On Sunday mornings, the team captains roused the players at 6 a.m. with the strident recordings of the LSJUMB, followed by canticles from Stanford’s a cappella groups. We read our newspaper, sneaking peaks at the dissolving chaos. What our home had slowly swallowed miraculously drained back into team members’ cars. Team captains gave clean-up orders, doling out brooms and sponges. One year they misjudged the time and left a player named Matty B. vacuuming cheerfully.

In 2005 the team lost the first two games in a downpour. UC-Santa Barbara’s synthetic fields had been strewn with tiny pieces of black plastic so that players might gain some traction. Phoenix-like, the team won five straight, earning the championship. The next fall, cleating up for practice on Roble Field, Tim discovered some black pellets in the bottom of his bag. His teammates relived their historic win as our senior son held one aloft. “They’re little glory bits!” he exclaimed, grinning.

Revisiting the glory, the team won the 2006 qualifying weekend in early January.
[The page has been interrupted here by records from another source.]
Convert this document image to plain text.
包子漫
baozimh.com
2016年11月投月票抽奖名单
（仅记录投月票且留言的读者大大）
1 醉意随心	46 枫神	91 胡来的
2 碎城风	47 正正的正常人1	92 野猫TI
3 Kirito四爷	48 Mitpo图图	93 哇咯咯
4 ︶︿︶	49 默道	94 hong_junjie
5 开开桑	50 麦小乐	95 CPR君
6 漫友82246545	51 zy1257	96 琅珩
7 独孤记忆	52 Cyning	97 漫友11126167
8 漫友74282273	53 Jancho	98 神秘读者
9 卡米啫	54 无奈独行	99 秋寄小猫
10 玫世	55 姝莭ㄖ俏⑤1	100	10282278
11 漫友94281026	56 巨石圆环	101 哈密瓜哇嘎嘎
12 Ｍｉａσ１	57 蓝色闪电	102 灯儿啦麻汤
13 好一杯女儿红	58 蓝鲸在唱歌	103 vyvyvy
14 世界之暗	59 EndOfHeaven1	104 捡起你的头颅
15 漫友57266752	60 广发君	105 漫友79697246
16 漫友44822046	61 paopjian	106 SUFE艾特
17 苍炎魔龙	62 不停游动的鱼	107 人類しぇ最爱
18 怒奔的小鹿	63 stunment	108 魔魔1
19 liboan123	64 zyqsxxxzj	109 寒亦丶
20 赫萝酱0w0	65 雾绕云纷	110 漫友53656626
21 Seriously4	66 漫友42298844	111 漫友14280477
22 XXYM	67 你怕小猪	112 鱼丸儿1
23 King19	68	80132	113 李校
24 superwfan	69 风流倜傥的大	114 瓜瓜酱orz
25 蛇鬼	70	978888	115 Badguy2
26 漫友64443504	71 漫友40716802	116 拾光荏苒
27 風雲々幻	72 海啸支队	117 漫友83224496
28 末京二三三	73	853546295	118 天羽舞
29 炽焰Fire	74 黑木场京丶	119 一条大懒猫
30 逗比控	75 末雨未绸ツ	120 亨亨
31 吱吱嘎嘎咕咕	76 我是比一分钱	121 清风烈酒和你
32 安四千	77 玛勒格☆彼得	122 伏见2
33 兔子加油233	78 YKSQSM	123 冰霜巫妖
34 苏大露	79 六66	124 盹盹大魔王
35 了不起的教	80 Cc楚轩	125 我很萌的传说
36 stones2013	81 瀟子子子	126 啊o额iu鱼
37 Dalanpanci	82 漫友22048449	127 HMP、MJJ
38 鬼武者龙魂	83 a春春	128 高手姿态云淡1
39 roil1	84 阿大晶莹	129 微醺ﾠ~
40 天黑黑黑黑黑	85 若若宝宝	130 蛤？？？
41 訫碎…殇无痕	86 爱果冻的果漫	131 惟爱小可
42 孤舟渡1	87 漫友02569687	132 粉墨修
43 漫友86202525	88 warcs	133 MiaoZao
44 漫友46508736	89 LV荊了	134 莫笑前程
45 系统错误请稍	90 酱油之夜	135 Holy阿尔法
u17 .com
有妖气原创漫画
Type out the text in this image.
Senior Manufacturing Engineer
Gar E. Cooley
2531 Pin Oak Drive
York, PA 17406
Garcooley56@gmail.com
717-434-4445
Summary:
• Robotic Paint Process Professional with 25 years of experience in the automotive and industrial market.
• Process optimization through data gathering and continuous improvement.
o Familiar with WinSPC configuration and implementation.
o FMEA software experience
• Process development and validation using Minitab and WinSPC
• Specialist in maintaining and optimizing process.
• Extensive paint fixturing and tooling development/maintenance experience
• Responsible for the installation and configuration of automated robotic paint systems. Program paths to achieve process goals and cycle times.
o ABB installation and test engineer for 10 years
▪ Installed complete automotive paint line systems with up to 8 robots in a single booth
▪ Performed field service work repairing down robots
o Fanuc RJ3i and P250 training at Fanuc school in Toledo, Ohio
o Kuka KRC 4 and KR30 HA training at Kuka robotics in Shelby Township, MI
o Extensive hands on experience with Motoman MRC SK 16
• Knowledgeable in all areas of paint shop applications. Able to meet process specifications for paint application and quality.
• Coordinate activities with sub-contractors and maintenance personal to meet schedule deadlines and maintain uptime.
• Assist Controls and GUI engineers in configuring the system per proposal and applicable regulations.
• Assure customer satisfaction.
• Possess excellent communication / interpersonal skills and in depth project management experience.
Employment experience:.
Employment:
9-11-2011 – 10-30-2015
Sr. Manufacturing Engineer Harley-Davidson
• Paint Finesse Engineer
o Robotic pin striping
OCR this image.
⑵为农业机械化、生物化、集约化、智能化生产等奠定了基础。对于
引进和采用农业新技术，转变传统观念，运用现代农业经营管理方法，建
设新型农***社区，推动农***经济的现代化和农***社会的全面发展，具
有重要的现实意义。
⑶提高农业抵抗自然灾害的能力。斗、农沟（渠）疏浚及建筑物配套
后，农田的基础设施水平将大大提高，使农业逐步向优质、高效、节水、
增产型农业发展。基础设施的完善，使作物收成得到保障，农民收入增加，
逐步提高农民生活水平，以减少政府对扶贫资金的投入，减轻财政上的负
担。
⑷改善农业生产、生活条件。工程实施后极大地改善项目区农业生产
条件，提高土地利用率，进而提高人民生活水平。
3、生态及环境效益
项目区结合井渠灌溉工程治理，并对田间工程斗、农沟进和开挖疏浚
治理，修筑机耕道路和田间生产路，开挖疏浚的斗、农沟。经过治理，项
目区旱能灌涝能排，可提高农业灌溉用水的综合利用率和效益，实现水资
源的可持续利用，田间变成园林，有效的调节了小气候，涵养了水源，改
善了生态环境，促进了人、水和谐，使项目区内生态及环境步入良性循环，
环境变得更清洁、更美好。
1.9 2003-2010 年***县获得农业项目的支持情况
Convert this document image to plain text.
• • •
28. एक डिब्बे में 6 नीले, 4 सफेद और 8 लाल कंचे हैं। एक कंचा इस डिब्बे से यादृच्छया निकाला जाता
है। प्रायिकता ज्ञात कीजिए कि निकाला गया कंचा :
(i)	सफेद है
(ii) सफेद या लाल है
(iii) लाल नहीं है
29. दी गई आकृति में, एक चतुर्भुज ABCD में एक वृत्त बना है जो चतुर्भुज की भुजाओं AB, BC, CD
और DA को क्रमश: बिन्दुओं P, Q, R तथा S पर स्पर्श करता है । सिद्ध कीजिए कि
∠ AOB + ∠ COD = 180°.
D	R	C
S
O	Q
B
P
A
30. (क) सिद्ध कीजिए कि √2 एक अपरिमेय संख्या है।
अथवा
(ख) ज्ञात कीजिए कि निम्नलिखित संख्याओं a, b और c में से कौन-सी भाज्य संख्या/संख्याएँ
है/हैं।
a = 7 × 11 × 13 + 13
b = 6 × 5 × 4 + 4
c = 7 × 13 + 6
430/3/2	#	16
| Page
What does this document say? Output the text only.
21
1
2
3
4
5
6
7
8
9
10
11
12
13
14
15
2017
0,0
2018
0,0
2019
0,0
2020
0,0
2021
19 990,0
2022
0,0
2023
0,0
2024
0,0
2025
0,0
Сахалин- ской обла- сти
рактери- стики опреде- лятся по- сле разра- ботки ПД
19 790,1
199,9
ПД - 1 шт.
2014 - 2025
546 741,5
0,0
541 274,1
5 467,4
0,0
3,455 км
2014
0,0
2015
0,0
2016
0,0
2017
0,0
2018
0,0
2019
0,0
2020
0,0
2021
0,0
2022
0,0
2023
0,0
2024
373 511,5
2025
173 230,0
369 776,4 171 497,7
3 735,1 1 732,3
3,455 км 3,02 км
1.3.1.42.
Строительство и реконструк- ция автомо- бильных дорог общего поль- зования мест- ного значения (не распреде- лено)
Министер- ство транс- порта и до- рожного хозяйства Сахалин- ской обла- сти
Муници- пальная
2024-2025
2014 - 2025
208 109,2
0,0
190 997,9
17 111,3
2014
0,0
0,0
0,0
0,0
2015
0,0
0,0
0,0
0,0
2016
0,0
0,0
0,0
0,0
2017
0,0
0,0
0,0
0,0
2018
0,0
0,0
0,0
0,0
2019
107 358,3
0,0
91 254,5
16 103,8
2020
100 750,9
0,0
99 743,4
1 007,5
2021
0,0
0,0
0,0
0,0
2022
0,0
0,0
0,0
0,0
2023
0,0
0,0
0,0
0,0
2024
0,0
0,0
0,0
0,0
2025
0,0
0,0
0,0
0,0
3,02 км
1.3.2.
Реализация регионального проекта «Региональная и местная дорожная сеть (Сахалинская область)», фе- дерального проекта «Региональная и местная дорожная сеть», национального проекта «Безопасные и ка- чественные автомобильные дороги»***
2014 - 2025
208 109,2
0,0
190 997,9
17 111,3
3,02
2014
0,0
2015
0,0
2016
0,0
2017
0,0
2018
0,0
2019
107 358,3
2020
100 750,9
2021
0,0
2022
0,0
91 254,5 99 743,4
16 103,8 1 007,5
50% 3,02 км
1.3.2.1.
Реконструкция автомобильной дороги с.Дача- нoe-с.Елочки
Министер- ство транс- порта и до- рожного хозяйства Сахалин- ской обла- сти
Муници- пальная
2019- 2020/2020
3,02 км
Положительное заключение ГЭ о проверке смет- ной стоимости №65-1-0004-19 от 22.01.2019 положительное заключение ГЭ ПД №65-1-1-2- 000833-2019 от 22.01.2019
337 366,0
Two weeks later they racked up upset wins against UCLA’s and Santa Cruz’s A teams. After a close elimination-round loss to Duke A, Dave and I returned to a house emptied for the last time of all signs save the team’s photo on my PC. The lid to one Indian basket went missing, but we found it later under the sofa—the victim of a huck.


KAREN TELLEEN-LAWTON, ’78, is a writer whose first book, Canyon Voices: Romancing The Nature of Rattlesnake Canyon, will be published in September.